Like many people in business, I learned negotiation during my MBA. I took a very popular and highly enjoyable class on the topic and learned a variety of concepts and techniques for successful negotiation.
Soon I was estimating the “BATNA” (best alternative to negotiated agreement) of a used car salesman and “Anchoring” my next employer on the salary I wanted. Of course, I had mixed success in these endeavours, but like any newly-minted MBA, my confidence was only loosely correlated with results.
As a venture capitalist, I started applying the same techniques to negotiations with startups. I would go armed an opening offer, a list of “gives and gets”, a probing approach to the next offer, and that brahmastra of traditional negotiation techniques – “let me check with my boss what we can do”.
While I wasn’t a particularly hard negotiator, I started feeling dissatisfied – and frankly dishonest – with haggling in this manner. Say I make an opening offer of 100, and later revise it to 120 because they threaten to walk away. Was I lying earlier? Am I now being honest about the 120? The whole process seemed designed to reduce trust.

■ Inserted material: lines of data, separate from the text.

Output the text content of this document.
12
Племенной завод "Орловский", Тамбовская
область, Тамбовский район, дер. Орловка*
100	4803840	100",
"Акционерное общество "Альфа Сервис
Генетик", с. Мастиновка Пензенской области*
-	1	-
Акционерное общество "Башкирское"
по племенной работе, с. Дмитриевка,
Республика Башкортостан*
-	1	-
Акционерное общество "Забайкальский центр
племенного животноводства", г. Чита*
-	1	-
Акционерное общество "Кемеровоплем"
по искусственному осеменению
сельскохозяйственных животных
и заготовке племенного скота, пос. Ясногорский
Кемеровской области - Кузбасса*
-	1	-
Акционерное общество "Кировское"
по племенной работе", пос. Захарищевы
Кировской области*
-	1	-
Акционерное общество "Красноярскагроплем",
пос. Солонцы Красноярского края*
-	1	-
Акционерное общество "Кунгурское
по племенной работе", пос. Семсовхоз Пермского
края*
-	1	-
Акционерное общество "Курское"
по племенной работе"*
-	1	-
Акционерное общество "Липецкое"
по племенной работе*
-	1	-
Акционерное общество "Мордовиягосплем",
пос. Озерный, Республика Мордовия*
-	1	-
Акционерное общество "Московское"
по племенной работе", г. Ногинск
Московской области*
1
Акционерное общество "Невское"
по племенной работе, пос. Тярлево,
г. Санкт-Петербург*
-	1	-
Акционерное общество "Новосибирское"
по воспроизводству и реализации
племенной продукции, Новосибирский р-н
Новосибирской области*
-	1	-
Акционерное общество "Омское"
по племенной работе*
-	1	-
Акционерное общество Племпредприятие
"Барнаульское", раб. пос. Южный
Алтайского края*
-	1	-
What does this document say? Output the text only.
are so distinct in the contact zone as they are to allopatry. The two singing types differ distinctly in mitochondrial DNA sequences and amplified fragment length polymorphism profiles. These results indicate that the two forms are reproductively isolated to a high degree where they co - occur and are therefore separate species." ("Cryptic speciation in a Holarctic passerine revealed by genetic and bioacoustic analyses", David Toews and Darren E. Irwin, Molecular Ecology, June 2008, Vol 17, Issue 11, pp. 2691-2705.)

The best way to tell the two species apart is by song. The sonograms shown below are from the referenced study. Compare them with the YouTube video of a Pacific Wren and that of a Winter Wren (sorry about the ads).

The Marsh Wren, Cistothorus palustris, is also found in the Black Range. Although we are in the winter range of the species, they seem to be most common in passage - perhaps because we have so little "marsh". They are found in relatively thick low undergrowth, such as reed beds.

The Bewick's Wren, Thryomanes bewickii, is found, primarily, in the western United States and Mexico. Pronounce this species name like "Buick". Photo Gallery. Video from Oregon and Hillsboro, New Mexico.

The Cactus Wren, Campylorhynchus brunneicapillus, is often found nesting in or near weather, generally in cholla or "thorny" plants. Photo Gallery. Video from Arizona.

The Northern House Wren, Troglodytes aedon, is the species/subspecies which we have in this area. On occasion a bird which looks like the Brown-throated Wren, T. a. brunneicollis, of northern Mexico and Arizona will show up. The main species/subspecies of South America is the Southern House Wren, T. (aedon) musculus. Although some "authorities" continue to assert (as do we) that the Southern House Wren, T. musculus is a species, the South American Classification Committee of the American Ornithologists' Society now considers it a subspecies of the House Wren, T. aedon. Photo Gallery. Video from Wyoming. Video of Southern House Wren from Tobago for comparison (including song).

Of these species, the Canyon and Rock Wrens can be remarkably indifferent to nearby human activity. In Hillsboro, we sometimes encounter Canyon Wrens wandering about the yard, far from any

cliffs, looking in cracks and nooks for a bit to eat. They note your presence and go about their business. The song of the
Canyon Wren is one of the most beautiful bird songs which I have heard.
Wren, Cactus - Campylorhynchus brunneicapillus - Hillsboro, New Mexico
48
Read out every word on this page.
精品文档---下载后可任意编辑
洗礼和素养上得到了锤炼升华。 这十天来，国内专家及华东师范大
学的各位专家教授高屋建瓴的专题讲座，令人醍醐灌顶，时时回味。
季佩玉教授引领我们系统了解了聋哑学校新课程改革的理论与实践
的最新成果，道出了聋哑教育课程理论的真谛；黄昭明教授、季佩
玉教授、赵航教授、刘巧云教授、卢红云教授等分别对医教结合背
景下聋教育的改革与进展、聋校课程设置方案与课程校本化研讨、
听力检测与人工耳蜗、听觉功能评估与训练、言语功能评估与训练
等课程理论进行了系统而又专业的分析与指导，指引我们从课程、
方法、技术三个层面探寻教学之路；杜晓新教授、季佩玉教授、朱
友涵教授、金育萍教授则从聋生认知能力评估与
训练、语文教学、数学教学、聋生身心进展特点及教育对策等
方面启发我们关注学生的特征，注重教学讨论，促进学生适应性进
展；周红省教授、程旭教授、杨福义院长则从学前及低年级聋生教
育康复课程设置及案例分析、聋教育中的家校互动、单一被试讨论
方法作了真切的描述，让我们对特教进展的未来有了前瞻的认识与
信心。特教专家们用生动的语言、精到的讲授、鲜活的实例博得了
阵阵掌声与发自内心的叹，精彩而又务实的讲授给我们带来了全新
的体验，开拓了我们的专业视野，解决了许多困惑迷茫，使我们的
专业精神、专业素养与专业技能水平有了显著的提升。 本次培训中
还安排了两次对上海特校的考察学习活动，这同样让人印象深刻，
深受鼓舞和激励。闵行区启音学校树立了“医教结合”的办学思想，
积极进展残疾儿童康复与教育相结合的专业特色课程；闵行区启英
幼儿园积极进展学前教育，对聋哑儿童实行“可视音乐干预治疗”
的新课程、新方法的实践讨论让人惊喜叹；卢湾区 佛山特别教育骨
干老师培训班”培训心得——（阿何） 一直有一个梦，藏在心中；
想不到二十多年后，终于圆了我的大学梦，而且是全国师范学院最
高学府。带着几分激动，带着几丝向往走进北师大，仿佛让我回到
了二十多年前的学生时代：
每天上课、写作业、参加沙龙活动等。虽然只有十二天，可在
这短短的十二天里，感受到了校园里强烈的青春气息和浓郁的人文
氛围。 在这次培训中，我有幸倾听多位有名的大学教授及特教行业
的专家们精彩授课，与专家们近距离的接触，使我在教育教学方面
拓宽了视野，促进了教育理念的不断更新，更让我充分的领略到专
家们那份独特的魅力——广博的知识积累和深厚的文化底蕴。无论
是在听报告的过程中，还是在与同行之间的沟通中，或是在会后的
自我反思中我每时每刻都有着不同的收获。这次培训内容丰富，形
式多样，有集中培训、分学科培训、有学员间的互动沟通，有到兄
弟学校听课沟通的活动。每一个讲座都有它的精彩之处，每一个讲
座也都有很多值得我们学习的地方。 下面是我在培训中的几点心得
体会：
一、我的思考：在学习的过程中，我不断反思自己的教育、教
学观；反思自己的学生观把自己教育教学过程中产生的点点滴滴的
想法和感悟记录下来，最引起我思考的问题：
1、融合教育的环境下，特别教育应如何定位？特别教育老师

Not to mention that in “winning” a negotiation, you can sow the seeds of future discontent. Nobody likes to learn later that they could have gotten a better deal, and that hurts the relationship. Even if the eventual deal is “fair”, the negotiation process itself creates friction between people.
So I decided to follow a different, simpler negotiation technique: Make your best offer up-front, and stick with it.
That’s it – the entirety of the method. Keep nothing in the back pocket; don’t low-ball; don’t second-guess their options. Just make your best offer.
It’s a simple technique, but it takes enormous discipline to execute. First, to know what your walk-away point really is. It is very, very hard to know that without getting burned a few times. Will you let go of that great candidate for 5 lakhs? How about 1 lakh? 50 thousand?
Second, to withstand the emotional toll of sticking to your best offer – in the face of competition, deal fatigue and the reactions of your reptilian brain. The other party tests you, and you risk coming across as a jerk who won’t move an inch, when it’s far easier to be the nice guy and close the deal now.
But the whole system depends on not moving from your stated position. Your credibility depends on it – not only in the deal, but in the relationship that follows. If you claim to have made your best offer, but make a better offer later, maybe there’s an even better deal possible?
The other downside of this approach is that you deny the other party the satisfaction of a successful bargain. Humans don’t think in absolutes. “I got this car for Rs 5 lakhs” is less satisfying than “They quoted Rs 6 lakhs but I brought it down to Rs 5.5 lakh”.
However, successfully executed, this technique allows for great peace of mind. Sure, you almost always leave something on the table. But you’re guaranteed to get a deal that works for you; you get a great start to the relationship; and you win the trust of the other party. That trust alone is worth whatever you left on the table.
I cheat a little at the end though. After the deal is struck, or almost struck, I offer a little concession without being asked. A little sweetener to “buy goodwill”. I’ve heard it called either a sign of weakness or a patronizing gesture, but to me it’s a signal that we’re all on the same side. The sabziwaala does it, when he puts some dhaniya-mirchi on top. The paani-poori waala does it, when he offers you a sookha at the end. But they don’t have an acronym for it in business school.